Review: "Cart" is based on true events that took place during 2007, which is why the socio-critical aspect of the movie clearly stands in the
foreground. Also, the film deserves some credit for working within a small frame and aiming at appealing to the viewer on an emotional level. Still, exactly
the latter point turns out to be one of the flick's biggest flaws. Too often the drama proves to be manipulative and - which is even worse - generic. You get
the feeling as if "Cart" was shot while ticking off a list what needs to be put into a movie about labor rights. Furthermore, the women are drawn too poorly,
although it is easy to relate to them. In the end this amounts to an entertaining drama, but the movie's message gets lost somewhere in a seemingly trivial
Seon-hee, fantastically played by Yeom Jeong-ah ("Spy", "A Tale of Two Sisters"), is an always
hard working and also a bit submissive worker who undergoes a strong, but believable change of character, because of the injustice she is confronted
with. She is also the only person whose private life is examined a bit. Her son even gets his own story, which nonetheless is tied up to the main story in the
end. Unfortunately, it is obvious from the very beginning that this subplot is only a way of reitering the main story and creating an understanding of the son
for his desperate mother and her struggle. Yet, this insertion enriches the movie since the other characters sadly all look rather blurry.
This also applies to Moon Jeong-hee's ("Hide and Seek", "Deranged") character, who fighting at the
front line temporarily acts differently than we would expect of her. Her reasons are comprehensible, but the feeling remains that her character would have
deserved a more vivid individual story. Moreover, it's also disappointing that you get the impression "Cart" would center around the labor rights of women in
particular when suddenly the likeable manager turns up, played by Kim Kang-woo ("Tabloid Truth",
"The Taste of Money"). Someone who at the last possible moment is supposed to clarify that the movie doesn't deal with a
gender-specific problem, but with the rights of workers in Korea in general. In fact, this is an important note, but we have been set on the wrong track
for too long already.
Female director Boo Ji-young ("Sisters on the Road") draws a hopeless fight of helpless employees against money-hungry men in leadership positions and does so not just on an one-dimensional level. The workers often need to ask themselves how much they are willing to sacrifice in order to fight for justice. After all, the whole family suffers from missing earnings. Furthermore, with Dong-joon there is at least one guy among the superiors who isn't really happy with the developments, but he won't risk losing his own position and accordingly supports the women in only a very passive way until he is affected by the cost cuts of the bosses himself. The picture depicted is thus quite a sophisticated one, although in the end it is clearly emphasized that South Korea still has considerable shortcomings concerning their labor rights and the right of demonstration, which should have been eradicated in a modern democratic country a long time ago.

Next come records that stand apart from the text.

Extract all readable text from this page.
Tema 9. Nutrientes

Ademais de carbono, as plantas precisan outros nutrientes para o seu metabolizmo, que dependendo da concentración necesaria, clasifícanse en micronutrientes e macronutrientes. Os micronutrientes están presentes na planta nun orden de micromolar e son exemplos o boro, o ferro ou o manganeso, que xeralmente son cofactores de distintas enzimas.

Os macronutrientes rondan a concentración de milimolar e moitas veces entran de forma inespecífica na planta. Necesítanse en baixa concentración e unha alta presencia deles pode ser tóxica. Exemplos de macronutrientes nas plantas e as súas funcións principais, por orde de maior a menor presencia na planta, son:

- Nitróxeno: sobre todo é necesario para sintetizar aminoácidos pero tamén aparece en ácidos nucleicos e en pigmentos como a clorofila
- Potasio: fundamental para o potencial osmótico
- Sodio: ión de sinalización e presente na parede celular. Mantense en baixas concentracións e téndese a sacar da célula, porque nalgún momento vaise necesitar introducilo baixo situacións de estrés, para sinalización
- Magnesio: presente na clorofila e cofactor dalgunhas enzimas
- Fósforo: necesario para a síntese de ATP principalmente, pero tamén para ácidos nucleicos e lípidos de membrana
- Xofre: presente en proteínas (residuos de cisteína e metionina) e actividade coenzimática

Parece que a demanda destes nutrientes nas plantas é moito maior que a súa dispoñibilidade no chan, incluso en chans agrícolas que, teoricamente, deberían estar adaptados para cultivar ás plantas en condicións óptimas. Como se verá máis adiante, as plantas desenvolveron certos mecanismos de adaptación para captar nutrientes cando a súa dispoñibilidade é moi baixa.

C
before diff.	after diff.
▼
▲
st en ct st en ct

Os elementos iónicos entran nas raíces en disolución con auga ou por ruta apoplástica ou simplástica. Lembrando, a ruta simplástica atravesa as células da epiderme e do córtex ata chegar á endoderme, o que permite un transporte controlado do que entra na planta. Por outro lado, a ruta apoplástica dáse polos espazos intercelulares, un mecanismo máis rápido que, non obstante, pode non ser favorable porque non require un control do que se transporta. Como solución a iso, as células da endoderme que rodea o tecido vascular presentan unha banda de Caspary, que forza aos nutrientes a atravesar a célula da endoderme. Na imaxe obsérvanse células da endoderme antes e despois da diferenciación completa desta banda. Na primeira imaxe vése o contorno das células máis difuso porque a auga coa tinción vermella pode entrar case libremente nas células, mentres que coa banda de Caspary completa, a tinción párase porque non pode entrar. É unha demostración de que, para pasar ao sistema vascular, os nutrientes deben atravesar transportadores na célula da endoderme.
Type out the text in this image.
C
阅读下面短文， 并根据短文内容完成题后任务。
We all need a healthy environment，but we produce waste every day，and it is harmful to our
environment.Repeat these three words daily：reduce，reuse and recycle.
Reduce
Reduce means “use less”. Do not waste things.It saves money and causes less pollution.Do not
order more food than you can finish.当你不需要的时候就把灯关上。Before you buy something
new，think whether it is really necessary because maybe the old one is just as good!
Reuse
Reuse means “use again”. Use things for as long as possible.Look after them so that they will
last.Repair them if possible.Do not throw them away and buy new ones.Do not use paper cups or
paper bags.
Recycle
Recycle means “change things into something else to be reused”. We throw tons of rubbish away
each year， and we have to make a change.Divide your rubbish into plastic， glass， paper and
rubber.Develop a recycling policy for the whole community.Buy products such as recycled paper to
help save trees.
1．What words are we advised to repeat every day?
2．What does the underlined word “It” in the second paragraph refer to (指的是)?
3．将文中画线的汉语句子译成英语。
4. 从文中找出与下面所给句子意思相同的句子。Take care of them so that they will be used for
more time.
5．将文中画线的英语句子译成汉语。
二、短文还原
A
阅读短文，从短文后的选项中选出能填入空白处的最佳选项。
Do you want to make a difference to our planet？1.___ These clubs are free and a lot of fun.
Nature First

Apart from several mandatory dramatic scenes, including an older woman and after that a little child ending up in hospital because the demonstrations of the female workers are constantly broken up by the police and a group of henchmen, it's particularly the last scene that proves to feature too much pathos and turns out to be almost ridiculous because of the use of slow-motion. Maybe the life-affirming nature of "Cart", which on several occasions is disrupted by not that well written drama, should have been replaced by a grittier tone. Moreover, at least Hye-mi and Dong-joon would have deserved their own little stories in order to provide the drama with the necessary groundwork. The way it is "Cart" often stays too much on the surface and deals with a topic, which deserves more attention, in a simply too insignificant and almost cliché-ridden manner.